Confinement. Un mot que je n’entendrai plus jamais de la même oreille. Un mot qui ne sera plus jamais invisible. Un mot qui ne sera plus jamais innocent. Un mot qui ne sera plus jamais au chômage. Comme disait Sony Labou Tansi : "Les mots viennent chercher du travail aux pieds du poète." Sur le coup, j’arrive même à faire un jeu de mots : "les maux viennent chercher du travail aux pieds du poète". Vu ce qui se passe dans le monde, c’est le cas de le dire : "Les maux viennent chercher du travail aux pieds du poète." Alors je laisse couler l’encre. Je chiffre l’actualité - 633 396 morts depuis le début de la pandémie dans le monde confiné. Je liste des noms. Et leurs échos résonnent dans mes oreilles comme une oraison funèbre. Exemple : Manu Dibango. Il y a aussi Claude Goasguen, député de Paris et ancien maire du seizième arrondissement. Décédé. Mukendi Wa Mulumba, conseiller du président congolais Tshisekedi. Décédé. Ce Covid-19, même les politiciens l’attrapent. J’ai même lu que Boris Johnson, le Premier ministre britannique, l’avait chopé. Le nom de la star Idris Elba faisait aussi partie des cas confirmés positifs. On dirait des fake news tout ça.

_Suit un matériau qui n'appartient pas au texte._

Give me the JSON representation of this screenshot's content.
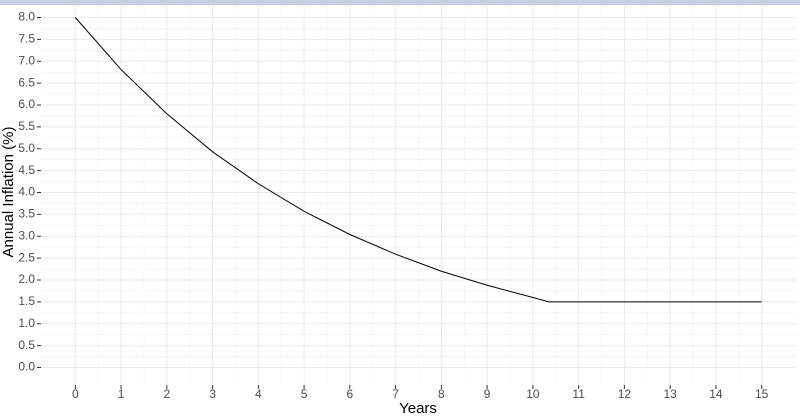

Malgré tout, à Kinshasa, les gens circulent en masse mine de rien. Et mine de rien, on a l’impression que la tempête ne fait parler d’elle qu’à la télé. Parfois, ces insouciants répliquent même aux citoyens modèles que ce n’est pas le confinement qu’ils vont cuire dans leurs marmites. Je liste aussi les progrès qui tentent de désamorcer la peur collective. Mais la liste des décès est de plus en plus longue.

Les mots ont plein de boulot pour décrire nos existences subitement modifiées. Soudain, je pense à une pièce de Pirandello. Six personnages en quête d’auteur. Une troupe en répétition voit débarquer six personnes étrangères au théâtre. Ces personnes ont vécu un drame familial dont un auteur précédent refusa d’achever l’écriture. Estimant leur aventure exemplaire, ils viennent exiger, auprès du directeur de ce théâtre, de devenir des personnages de théâtre. Et une tranche de tirades entre le Directeur et le personnage du père me revient :

"D : Ah ! Très bien ! Et ajoutez que vous-même, avec cette comédie que vous venez me présenter ici, êtes plus vrai et plus réel que moi./P : Oh ! Cela sans aucun doute, monsieur !/D : Ah ! Oui ?/P : Je croyais que vous l’aviez compris depuis le début./D : Plus réel que moi./P : Naturellement, puisque votre ‘réalité’ peut changer du jour au lendemain./D : Mais on le sait qu’elle peut changer ! Elle change sans cesse. C’est le sort commun./P : Mais non pas la nôtre, Monsieur ! Voilà la différence ! Nous ne changeons pas, nous ne pouvons pas changer, devenir ‘autre’ ; nous sommes ce que nous sommes à jamais (c’est terrible, Monsieur !) immuablement ! Vous devriez frissonner en vous approchant de nous, si vous aviez vraiment conscience que votre réalité d’aujourd’hui n’est, au contraire, dans le temps, qu’une illusion passagère et fugace, telle que vous l’imaginez - aujourd’hui d’une façon, demain d’une autre -, au gré des hasards, des contingences, de la volonté, des sentiments à travers votre intelligence qui vous représente à vous-même, aujourd’hui d’une manière et demain… qui sait comment… Illusion de la réalité, dans cette comédie vide de l’existence qui ne conclut pas et ne peut jamais conclure, car si demain elle concluait, adieu, tout serait fini."